Because there is no preceding heating cycle, there is no rolling average Rmax_AV for comparison during the first heating cycle 530 a in the plurality of successive heating cycles. The maximum electrical resistance Rmax1 as detected during the first heating cycle 530 a then serves as the rolling average Rmax_AV for the second heating cycle 530 b. Whilst the maximum electrical resistance Rmax1 and Rmax2 as respectively detected during the first heating cycle 530 a and the second heating cycle 530 b is used for calculating an updated rolling average Rmax_AV, e.g. Rmax_AV=(Rmax1+Rmax2)/2 for the third heating cycle 530 c. Similarly, the maximum electrical resistance Rmax1, Rmax2, Rmax3 as detected during the first three heating cycles 530 a-500 c are used for calculating an updated rolling average Rmax_AV, e.g. Rmax_AV=(Rmax1+Rmax2+Rmax3)/3 for the fourth heating cycle 530 d.

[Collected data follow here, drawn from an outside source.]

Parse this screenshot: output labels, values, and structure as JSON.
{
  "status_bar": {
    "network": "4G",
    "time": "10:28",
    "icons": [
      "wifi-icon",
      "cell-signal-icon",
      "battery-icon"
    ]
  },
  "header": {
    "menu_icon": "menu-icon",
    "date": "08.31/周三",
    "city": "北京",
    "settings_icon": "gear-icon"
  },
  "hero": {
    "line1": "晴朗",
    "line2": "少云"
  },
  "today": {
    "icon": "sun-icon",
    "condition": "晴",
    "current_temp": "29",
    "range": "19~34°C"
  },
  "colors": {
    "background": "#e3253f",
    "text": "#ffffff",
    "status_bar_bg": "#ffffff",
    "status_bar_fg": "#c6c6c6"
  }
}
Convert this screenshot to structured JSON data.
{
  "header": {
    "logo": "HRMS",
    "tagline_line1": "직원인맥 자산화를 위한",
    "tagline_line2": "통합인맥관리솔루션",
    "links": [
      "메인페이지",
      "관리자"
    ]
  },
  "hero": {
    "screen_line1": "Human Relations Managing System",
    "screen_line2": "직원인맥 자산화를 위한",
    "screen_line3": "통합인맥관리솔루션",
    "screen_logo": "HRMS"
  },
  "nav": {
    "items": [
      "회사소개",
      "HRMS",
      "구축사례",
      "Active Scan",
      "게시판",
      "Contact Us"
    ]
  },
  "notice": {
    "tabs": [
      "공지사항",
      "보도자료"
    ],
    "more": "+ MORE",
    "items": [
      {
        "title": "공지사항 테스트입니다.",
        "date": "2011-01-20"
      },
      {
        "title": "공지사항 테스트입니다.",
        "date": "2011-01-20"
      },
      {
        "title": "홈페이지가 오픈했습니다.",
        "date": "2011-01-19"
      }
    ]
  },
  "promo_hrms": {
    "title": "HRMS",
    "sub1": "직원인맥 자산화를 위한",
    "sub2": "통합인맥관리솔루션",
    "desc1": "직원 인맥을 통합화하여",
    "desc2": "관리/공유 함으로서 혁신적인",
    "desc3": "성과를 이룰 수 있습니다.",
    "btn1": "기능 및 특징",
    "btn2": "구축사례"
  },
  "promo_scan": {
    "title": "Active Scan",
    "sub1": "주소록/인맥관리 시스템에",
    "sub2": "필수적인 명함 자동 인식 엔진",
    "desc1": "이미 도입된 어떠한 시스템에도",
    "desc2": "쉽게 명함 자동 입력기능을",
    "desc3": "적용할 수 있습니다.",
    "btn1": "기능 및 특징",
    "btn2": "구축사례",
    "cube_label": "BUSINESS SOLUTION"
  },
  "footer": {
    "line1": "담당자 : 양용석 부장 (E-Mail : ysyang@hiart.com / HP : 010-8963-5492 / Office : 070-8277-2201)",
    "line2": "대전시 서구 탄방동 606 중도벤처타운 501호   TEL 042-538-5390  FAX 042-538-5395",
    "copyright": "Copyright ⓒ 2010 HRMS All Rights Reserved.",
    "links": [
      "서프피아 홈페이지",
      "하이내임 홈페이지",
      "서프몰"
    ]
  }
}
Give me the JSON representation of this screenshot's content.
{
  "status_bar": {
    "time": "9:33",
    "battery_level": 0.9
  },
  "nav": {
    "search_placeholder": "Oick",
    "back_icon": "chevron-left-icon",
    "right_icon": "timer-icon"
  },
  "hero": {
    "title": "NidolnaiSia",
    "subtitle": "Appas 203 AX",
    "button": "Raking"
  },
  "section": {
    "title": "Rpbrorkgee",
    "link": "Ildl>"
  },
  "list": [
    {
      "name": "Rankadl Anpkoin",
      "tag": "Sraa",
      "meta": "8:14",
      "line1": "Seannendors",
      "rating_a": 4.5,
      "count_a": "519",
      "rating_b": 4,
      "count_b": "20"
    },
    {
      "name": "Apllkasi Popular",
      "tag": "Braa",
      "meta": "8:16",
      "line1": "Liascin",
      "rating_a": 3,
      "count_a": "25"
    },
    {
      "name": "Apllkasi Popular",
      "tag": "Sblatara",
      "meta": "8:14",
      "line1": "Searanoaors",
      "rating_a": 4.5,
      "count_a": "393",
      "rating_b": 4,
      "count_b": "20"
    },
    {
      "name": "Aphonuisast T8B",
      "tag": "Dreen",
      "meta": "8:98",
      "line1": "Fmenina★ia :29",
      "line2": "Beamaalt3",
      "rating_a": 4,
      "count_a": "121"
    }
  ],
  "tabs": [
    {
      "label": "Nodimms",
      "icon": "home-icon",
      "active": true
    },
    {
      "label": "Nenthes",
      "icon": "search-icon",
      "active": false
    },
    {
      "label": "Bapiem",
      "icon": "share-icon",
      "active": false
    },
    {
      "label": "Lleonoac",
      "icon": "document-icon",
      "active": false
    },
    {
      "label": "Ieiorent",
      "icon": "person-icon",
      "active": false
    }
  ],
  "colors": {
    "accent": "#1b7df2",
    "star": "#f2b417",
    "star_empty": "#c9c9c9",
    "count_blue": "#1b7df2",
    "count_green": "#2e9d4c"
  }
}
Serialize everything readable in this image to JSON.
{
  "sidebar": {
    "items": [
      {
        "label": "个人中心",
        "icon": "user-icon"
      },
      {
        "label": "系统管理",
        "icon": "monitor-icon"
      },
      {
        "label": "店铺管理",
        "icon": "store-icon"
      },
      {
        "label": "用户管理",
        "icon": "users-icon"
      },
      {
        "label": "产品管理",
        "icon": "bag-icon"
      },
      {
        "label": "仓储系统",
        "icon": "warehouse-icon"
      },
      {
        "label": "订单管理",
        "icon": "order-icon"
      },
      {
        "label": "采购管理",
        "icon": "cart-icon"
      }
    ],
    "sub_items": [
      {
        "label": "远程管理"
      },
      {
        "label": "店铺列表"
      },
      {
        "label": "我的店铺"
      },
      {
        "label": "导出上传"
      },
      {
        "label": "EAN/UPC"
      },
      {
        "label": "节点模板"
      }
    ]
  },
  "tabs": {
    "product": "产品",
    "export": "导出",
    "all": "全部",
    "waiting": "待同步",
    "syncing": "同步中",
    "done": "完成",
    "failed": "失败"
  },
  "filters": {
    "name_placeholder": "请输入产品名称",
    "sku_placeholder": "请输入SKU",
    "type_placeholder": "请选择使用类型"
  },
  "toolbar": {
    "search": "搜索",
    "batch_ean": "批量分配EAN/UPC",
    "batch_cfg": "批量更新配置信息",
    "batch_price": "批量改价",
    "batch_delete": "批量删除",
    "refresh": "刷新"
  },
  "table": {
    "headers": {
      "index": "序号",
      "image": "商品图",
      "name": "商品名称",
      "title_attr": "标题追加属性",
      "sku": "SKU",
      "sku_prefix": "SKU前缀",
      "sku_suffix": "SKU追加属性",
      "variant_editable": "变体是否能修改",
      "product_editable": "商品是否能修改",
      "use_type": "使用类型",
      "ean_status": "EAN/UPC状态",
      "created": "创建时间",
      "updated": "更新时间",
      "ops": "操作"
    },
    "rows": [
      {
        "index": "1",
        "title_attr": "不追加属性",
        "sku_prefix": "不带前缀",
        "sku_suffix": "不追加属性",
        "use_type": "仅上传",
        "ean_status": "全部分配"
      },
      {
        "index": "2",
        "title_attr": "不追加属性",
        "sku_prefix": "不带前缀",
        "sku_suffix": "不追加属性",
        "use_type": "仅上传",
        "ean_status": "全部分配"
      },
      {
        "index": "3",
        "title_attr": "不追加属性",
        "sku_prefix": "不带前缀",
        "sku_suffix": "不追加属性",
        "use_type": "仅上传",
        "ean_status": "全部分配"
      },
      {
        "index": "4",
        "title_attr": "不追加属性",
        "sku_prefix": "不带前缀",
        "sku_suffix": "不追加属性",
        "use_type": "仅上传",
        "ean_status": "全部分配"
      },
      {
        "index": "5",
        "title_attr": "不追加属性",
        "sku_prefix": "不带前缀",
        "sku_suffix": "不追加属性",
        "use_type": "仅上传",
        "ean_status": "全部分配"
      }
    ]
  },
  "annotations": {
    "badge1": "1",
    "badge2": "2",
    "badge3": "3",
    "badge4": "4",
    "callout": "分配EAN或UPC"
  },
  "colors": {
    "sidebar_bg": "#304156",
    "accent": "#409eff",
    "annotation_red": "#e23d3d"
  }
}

Generally, the rolling average Rmax_AV for heating cycle P is obtained by Rmax_AV=(Rmax_P-n+Rmax_P-(n-1) . . . Rmax_P-1)/n, where P is larger than n.
The application of a rolling average allows the electric circuitry to compare a maximum resistance Rmax as detected in a heating cycle against an average value that is representative of a number of the preceding heating cycles. This allows small increments as detected in the preceding heating cycles to accumulate and together it enables the electric circuitry to more rapidly detect the depletion of the aerosol-forming substrate.
Moreover, when an air flow passes through the heater assembly it may significantly reduce the measured temperature. Therefore, in all of the above embodiments, the aerosol-generating device further comprises an air flow sensor for detecting an air flow rate during a user puff. The electric circuitry is configured to correct the detected electrical resistance R based on the detected air flow rate. The correction can be done either by a mathematical function, or referring to a look up table, as stored in the memory of the device. This allows the any resistance R to be corrected before they are used for determine an adverse condition. Such correction provides more accurate determination of an adverse condition.
The methods described in the various embodiments may be used in combination with one another or as selectable options within a single system.